O Portal Aprendiz convidou o escritor, que está reeditando a obra para lançar uma terceira versão em novembro deste ano, para falar de Machado da perspectiva não somente como escritor negro como também de agudo observador das relações de poder e da cidade:
Portal Aprendiz: Eduardo, porque você a começou a escrever o livro Machado de Assis – Afro-descendente?
Eduardo Duarte de Assis: O livro é resultado de uma série de discussões na vida e na universidade em que eu apresentava a ligação do Machado de Assis com o combate à escravidão. Eu falava ‘Gente, mas o Machado não se omitiu. Machado não se embranqueceu, ele era sócio do principal e francamente abolicionista Gazeta de Notícias’.

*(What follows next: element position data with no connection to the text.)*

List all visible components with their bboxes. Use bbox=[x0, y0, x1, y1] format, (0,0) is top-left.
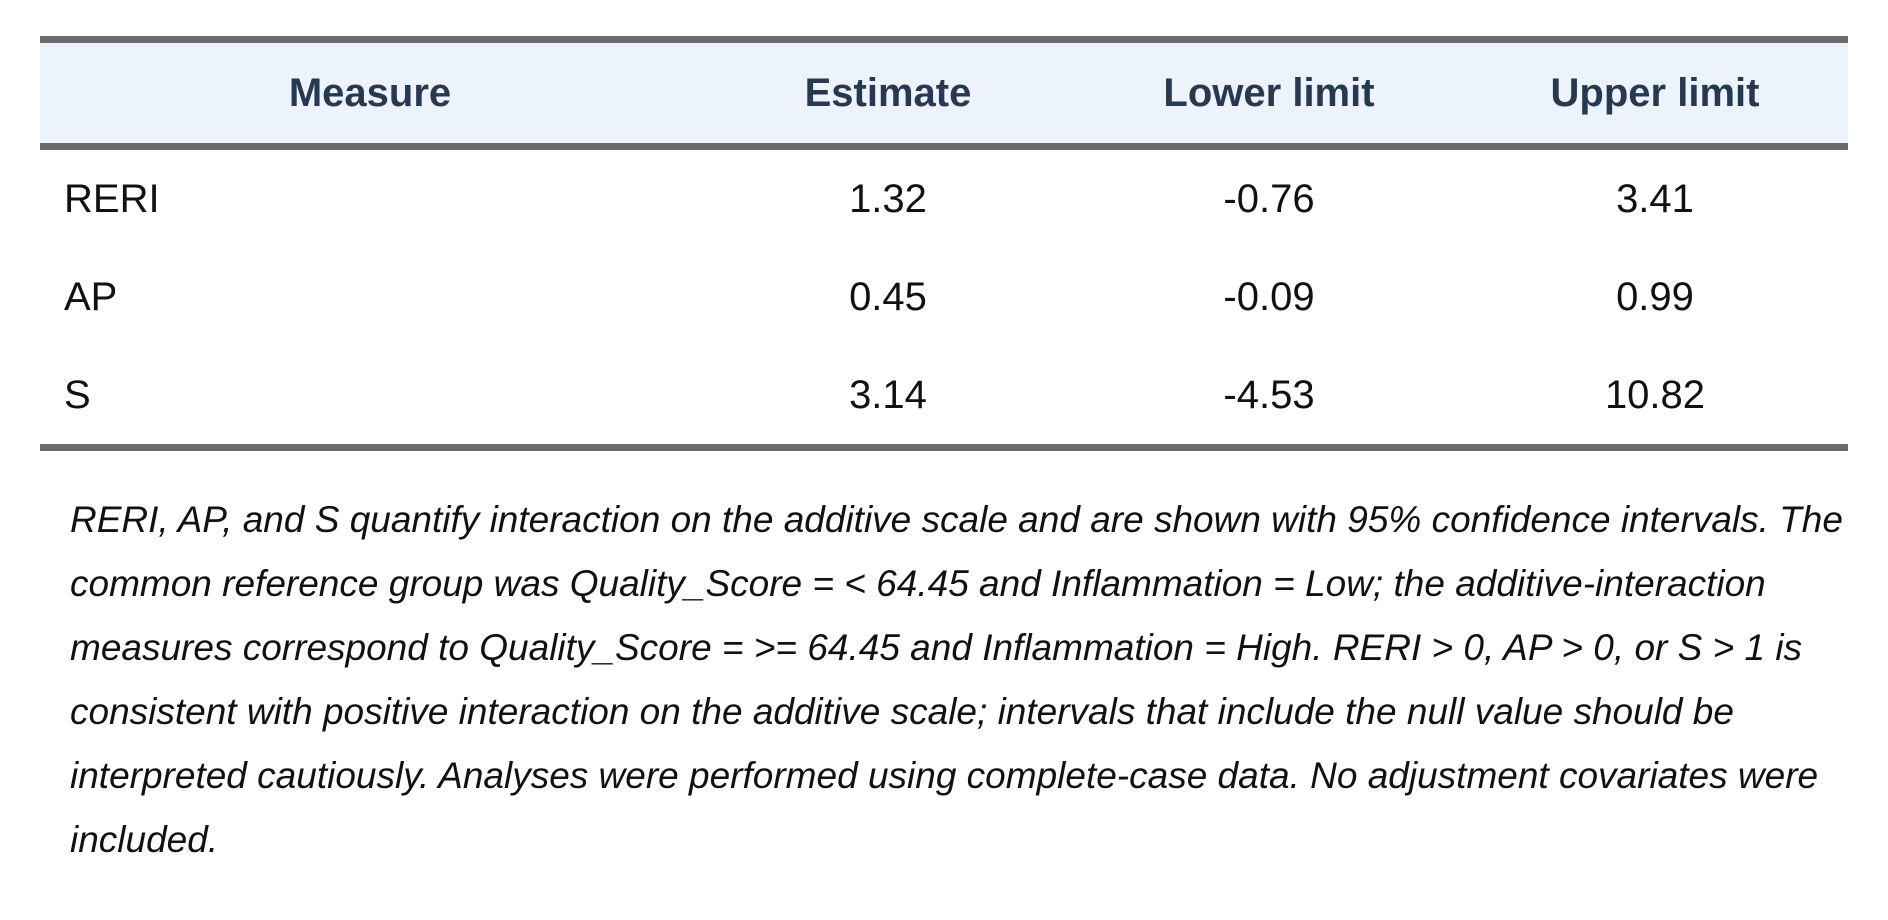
table-row: AP 0.45 -0.09 0.99 bbox=[40, 248, 1848, 346]
table-footnote: RERI, AP, and S quantify interaction on … bbox=[70, 499, 1843, 860]
table-row: RERI 1.32 -0.76 3.41 bbox=[40, 147, 1848, 249]
interaction-table-container: Measure Estimate Lower limit Upper limit… bbox=[40, 36, 1848, 451]
cell-estimate: 0.45 bbox=[849, 274, 927, 319]
cell-measure: AP bbox=[64, 274, 118, 319]
cell-estimate: 1.32 bbox=[849, 176, 927, 221]
cell-lower-limit: -0.76 bbox=[1223, 176, 1315, 221]
cell-measure: RERI bbox=[64, 176, 160, 221]
header-row: Measure Estimate Lower limit Upper limit bbox=[40, 39, 1848, 147]
table-row: S 3.14 -4.53 10.82 bbox=[40, 346, 1848, 448]
cell-measure: S bbox=[64, 372, 91, 417]
cell-upper-limit: 0.99 bbox=[1616, 274, 1694, 319]
cell-upper-limit: 10.82 bbox=[1604, 372, 1706, 417]
cell-estimate: 3.14 bbox=[849, 372, 927, 417]
header-measure: Measure bbox=[288, 70, 452, 115]
header-upper-limit: Upper limit bbox=[1550, 70, 1760, 115]
cell-lower-limit: -4.53 bbox=[1223, 372, 1315, 417]
header-lower-limit: Lower limit bbox=[1163, 70, 1375, 115]
table-header: Measure Estimate Lower limit Upper limit bbox=[40, 39, 1848, 147]
header-estimate: Estimate bbox=[804, 70, 972, 115]
table-body: RERI 1.32 -0.76 3.41 AP 0.45 -0.09 0.99 … bbox=[40, 147, 1848, 448]
interaction-measures-table: Measure Estimate Lower limit Upper limit… bbox=[40, 36, 1848, 451]
cell-upper-limit: 3.41 bbox=[1616, 176, 1694, 221]
cell-lower-limit: -0.09 bbox=[1223, 274, 1315, 319]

Ainda assim as pessoas ficavam descrentes. Então, fui recolhendo crônicas, poemas, trechos e cenas dos romances. O resultado: um livro de 300 páginas, que mostra decididamente um Machado de Assis negro – ou um homem de cor, como se falava na sua época de vivência.
Machado nunca se considerou um branco. Ele nunca bateu no peito e disse ‘sou branco’. Mas também nunca bateu no peito e disse ‘sou negro’. Ele nunca subiu em tribuna nenhuma para defender a abolição, até porque ele era gago e epilético. Mas o que ele escreve é mais contundente do que qualquer discurso feito em palanque.

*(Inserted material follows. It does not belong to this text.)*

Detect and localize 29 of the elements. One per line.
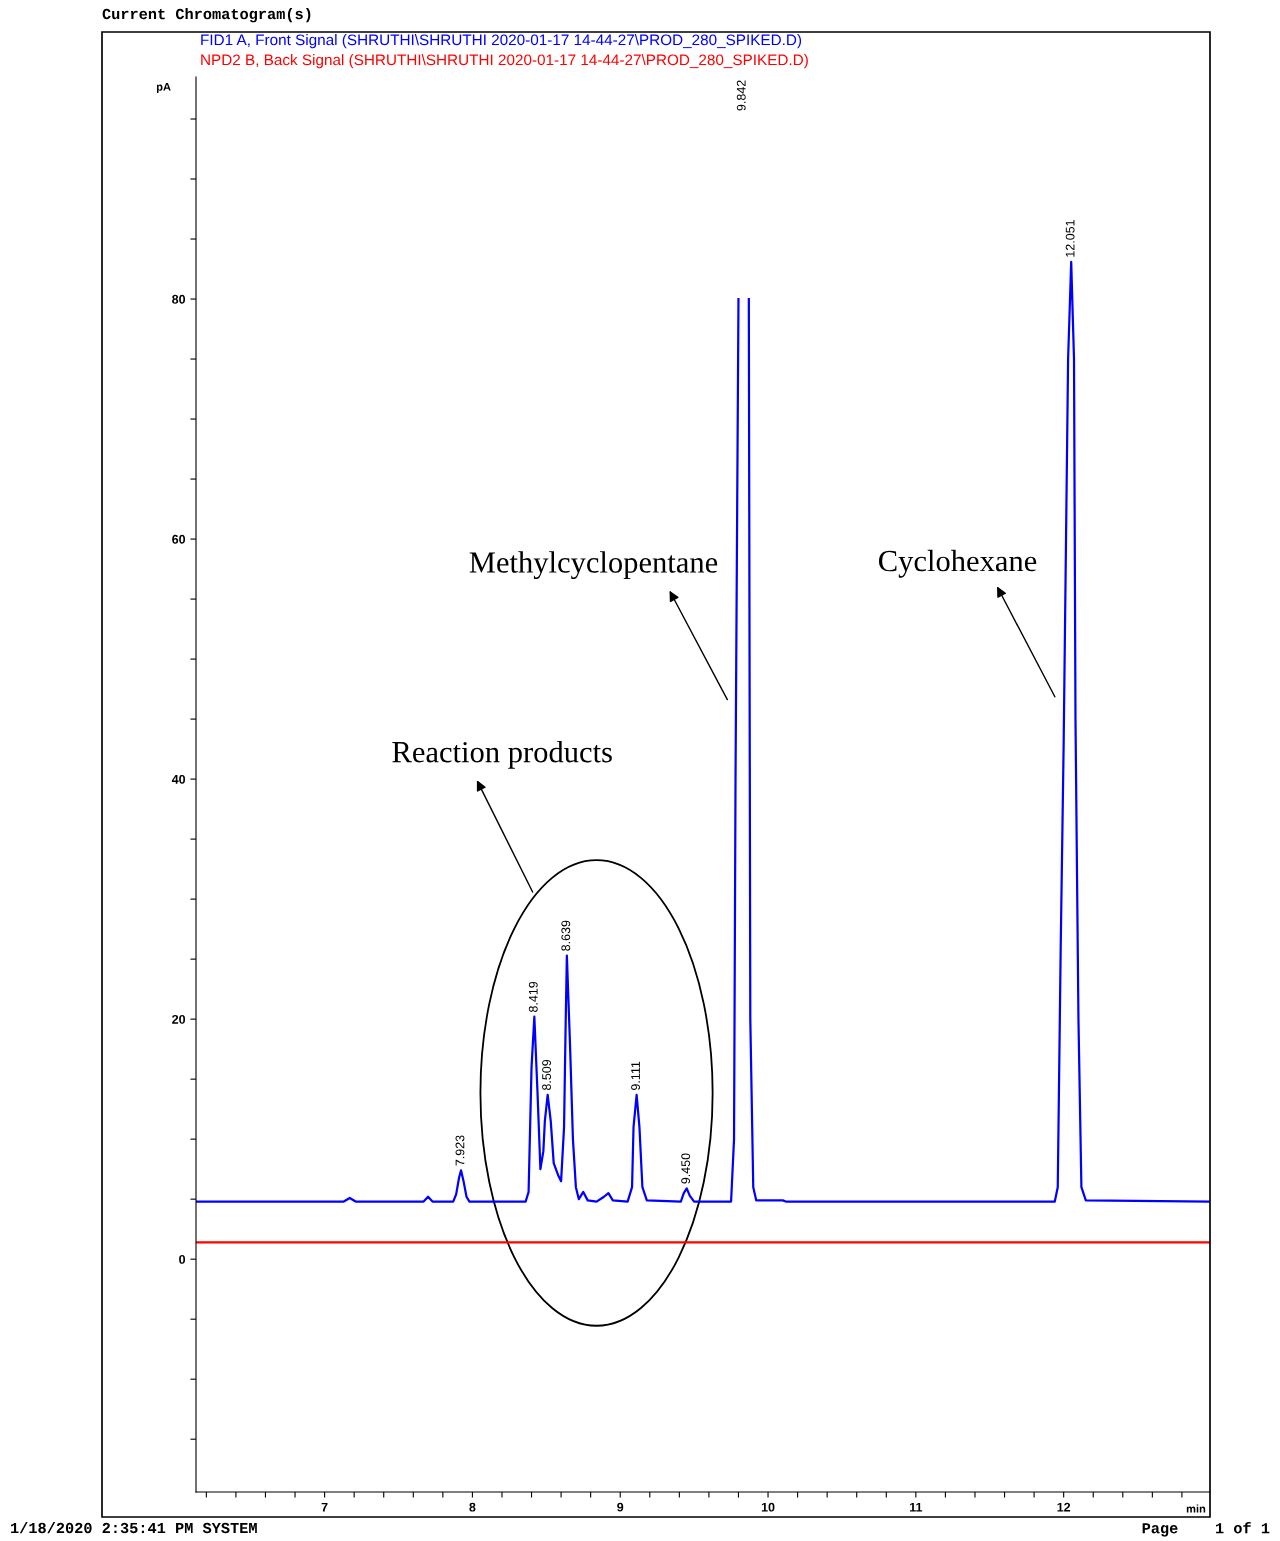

Portal Aprendiz: Você pode elencar trechos de suas obras que explicitem isso?
Eduardo: Machado de Assis mata todos os senhores de pessoas escravizadas em seus romances. O mais conhecido é Brás Cubas, que ele mata e não enterra. Em um outro romance, Memorial de Aires (1908), ele mata o senhor de pessoas escravizadas três semanas depois da declaração da abolição. O Barão Santa-pia vai para o Rio de Janeiro, fica sabendo da abolição e diz: “Eu vou alforriar todo mundo e quero ver quem vai embora”. Ele volta para a fazenda, liberta todo mundo e afirma “Eles vão trabalhar para mim só pelo prazer de ser enterrados onde nasceram”. Eu nunca esqueci essa frase. Aí vem a abolição e o barão não aguenta, ele adoece e morre de ouvir os batuques toda as noites, as alegrias das pessoas libertas.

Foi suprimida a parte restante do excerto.